Investigators further determined the Army helicopter crew was flying 78 feet above its 200-foot-max altitude when the collision took place just before 9 p.m. on Jan. 29, 2025.

That was due in part, the NTSB said, because the Black Hawk’s altimeter was malfunctioning. Investigators said the Army knew the altimeter had accuracy issues, but did not share that with the three soldiers aboard the aircraft.

“I’m sorry for you, as these pages of these reports are written in your family members’ blood,” NTSB board member Todd Inman said during a hearing. “I’m sorry that we have to be here.”

Some of the victims’ family members who attended the hearing struggled to accept how carelessness was the cause of their loved one’s death.

“The negligence of not fixing things that needed to be fixed killed my brother and 66 other people. So I’m not very happy,” Kristen Miller-Zahn, whose brother Dustin Miller died in the crash, told The Associated Press.

Federal officials have moved to fix safety issues surrounding Reagan National in the wake of the collision.

The FAA enacted a rule that helicopters and airplanes would no longer share airspace around the bustling runways.

The agency also bumped up staff numbers inside Reagan National’s control tower and cut down on the number of arrivals from 36 to 30 per hour to avoid overburdening its air traffic controllers.

Last month, Sen. Ted Cruz and Maria Cantwell helped pass the ROTOR Act, which requires all aircraft to use their Automatic Dependent Surveillance–Broadcast, or ADS-B, technology to broadcast their location.

The Black Hawk helicopter had its ADS-B technology turned off at the time of the crash because the Army didn’t want observers to know its whereabouts during a training mission.

In the wake of the deadly crash, the military last spring required all its aircraft to make use of the technology when traveling through crowded airspaces.

The ROTOR Act has yet to be taken up by the House.

The FAA’s updated rules also require military aircraft to share their location. The agency went a step further and said air traffic controllers can no longer rely on visual separation as well.

Investigators have said the Black Hawk crew may have misidentified which aircraft they were supposed to keep an eye on during their flight, which was likely compounded by their limited depth perception when using night vision.

To Ms. Lilley, the mother of crash victim Sam Lilley, she said she hopes the Army refines how it teaches visual separation to its pilots.

She said NTSB documents revealed the Army was not instructing its pilots to keep passing aircraft in sight until the approaching plane or helicopter had flown by.

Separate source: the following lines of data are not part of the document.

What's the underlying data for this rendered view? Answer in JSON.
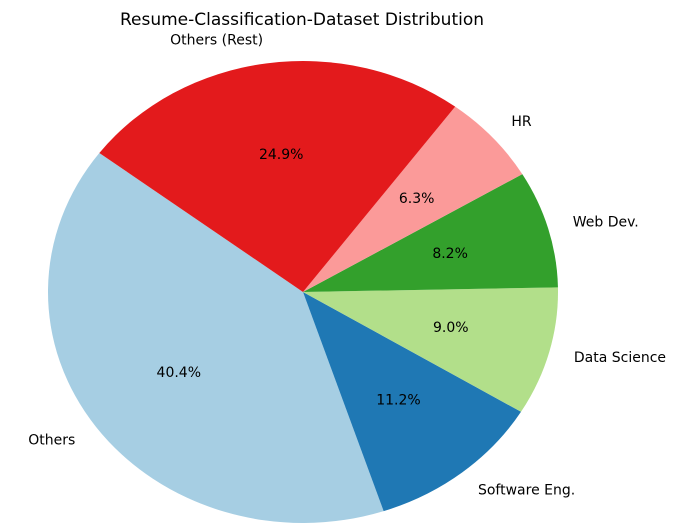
{
  "chart_data": {
    "type": "pie",
    "title": "Resume-Classification-Dataset Distribution",
    "categories": [
      "Others",
      "Software Eng.",
      "Data Science",
      "Web Dev.",
      "HR",
      "Others (Rest)"
    ],
    "values": [
      40.4,
      11.2,
      9.0,
      8.2,
      6.3,
      24.9
    ],
    "value_labels": [
      "40.4%",
      "11.2%",
      "9.0%",
      "8.2%",
      "6.3%",
      "24.9%"
    ],
    "colors": [
      "#a6cee3",
      "#1f78b4",
      "#b2df8a",
      "#33a02c",
      "#fb9a99",
      "#e31a1c"
    ]
  }
}
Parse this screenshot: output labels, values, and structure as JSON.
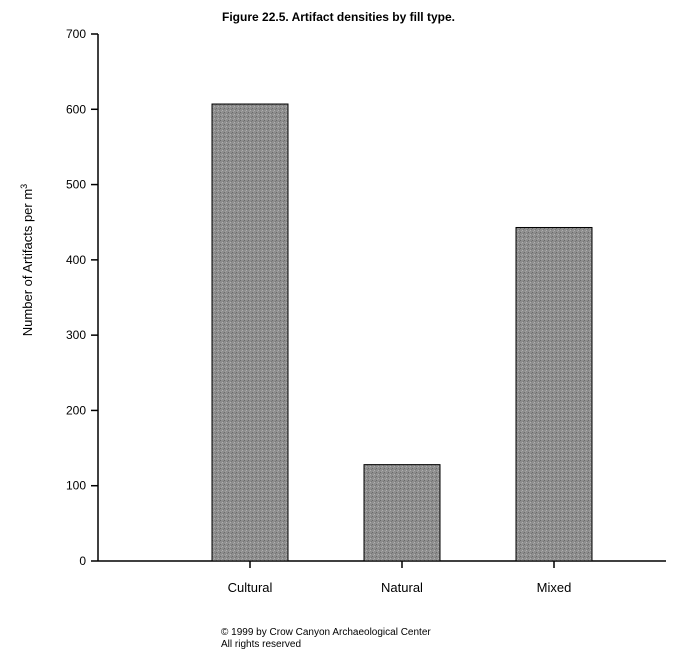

If the military ever plans on resuming its flights around Reagan, Ms. Lilley said the lax attitude about those flights needed to change.

It’s part of her broader crusade against a “culture of complacency,” as she put it.

She mentioned how in prior NTSB hearings about the crash, none of the military pilots questioned said they had ever filed a safety report over a concern about the aircraft. Ms. Lilley suggested that this was likely due to them fearing retribution from their commanding officers.

“If the individuals using it believe that it can be used punitively, no one will adopt it. That seemed to be the case with the military,” Ms. Lilley said. “We’ve talked a lot about culture and how a safety management system cannot be used to discipline aviators or mechanics flight crew.”

• Susan Ferrechio contributed to this article, which is based in part on wire service reports.